For screening of the representative feature F
sta, the unadjusted
p-values were used for statistical analysis, however, the current findings will probably change if the
p-values were corrected for multiple testing. In fact,
p-value adjustment is restrictive to application with many tests and applying it in the context of RSDM analysis is still controversial [
18,
52]. Since the physical length of the rectum was reserved on the RSDM in this study, the resolutions of the RSDMs were essentially patient specific. Multiple testing might not be applicable for this scenario where the resolution of the RSDM is fixed for each patient. Even though
p-values corrections have been reported in other similar investigations using RSDM for rectal toxicity studies, however, the adjusted
p-values did not demonstrate clear trends across regions on the RSDM where only limited and isolated regions of significance were found after applying multiple testing correction in RSDM analysis [
18,
52,
53]. Furthermore, reporting the raw
p-values is an exploratory study of finding predictive factors correlated to rectal toxicity without the risk of missing important factors which might be discarded if found to be insignificant after
p-value adjustment [
18].
One limitation of current study is that the patient cohort was small. Thus, the number of extracted features was larger than the patient sample size.

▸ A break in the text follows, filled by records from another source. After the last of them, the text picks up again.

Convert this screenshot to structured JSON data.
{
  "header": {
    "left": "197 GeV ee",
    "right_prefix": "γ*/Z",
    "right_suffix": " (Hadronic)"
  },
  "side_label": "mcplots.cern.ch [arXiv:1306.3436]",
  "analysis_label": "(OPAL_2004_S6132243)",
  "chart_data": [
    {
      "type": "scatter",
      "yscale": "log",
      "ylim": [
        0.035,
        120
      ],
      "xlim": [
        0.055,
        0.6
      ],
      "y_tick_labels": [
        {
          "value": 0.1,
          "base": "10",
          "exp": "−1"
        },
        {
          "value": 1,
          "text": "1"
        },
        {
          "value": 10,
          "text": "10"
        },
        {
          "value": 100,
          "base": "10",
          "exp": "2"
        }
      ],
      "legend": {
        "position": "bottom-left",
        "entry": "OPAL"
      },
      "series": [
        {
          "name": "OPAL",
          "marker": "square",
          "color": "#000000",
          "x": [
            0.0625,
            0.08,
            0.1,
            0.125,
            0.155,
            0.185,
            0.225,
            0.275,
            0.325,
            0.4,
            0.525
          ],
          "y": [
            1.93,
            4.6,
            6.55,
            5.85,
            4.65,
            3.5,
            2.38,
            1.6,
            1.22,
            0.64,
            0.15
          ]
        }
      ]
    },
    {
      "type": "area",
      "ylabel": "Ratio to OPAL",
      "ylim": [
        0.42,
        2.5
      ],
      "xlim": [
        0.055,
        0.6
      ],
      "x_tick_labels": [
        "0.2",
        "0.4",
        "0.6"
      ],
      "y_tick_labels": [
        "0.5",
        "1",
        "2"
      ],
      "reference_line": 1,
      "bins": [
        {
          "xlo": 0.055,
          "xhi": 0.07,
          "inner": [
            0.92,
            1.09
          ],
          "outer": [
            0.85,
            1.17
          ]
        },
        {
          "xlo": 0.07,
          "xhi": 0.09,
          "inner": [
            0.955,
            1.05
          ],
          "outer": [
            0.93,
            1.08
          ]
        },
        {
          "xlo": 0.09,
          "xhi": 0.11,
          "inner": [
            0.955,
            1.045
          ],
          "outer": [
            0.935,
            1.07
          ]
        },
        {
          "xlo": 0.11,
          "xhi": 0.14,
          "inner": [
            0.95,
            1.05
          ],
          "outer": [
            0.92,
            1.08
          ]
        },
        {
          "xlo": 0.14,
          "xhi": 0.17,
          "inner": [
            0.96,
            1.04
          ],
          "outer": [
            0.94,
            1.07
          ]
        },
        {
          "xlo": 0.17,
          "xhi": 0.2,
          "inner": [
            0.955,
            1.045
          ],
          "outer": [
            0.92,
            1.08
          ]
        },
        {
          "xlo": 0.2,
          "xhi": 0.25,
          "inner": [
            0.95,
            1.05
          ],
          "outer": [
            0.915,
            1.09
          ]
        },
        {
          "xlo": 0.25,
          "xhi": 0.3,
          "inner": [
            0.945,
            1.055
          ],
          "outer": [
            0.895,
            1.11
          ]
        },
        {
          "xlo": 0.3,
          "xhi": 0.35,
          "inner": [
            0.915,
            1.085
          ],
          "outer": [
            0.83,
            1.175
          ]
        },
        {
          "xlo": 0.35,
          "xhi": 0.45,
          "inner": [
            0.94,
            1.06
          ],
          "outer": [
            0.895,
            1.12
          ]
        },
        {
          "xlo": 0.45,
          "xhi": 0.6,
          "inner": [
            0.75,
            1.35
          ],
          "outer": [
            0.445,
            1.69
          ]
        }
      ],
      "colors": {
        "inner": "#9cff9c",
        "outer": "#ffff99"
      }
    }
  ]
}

To reduce the chance of getting over-fitting, a statistical analysis was performed to screen out the significant features before feeding into the predictive model. This guarantees a more robust feature ranking in the subsequent feature selection step in SVM-SFS. But note that a more effective way to observe overfitting is to separate the patient cohort into three datasets, i.e., one for training, one for validation and hyper-parameter tuning and one for testing. However, it was impossible to effectively separate our samples into three datasets, and cross validation was therefore our secondary option for model performance observation in a small patient cohort. But overfitting might also occur in the cross-validation space attributed to other factors such as the quantity of features considered, the selection of model hyper-parameters, etc., therefore, larger patient data is a key for evaluating model stability and generalization capability.
Another limitation of the study is that our study is purely on dosimetric parameter without consider clinical factors. Multivariable modeling of radiotherapy outcomes has been conducted by El Napa et al. [
54]. We will further include clinical factors in our near future studies.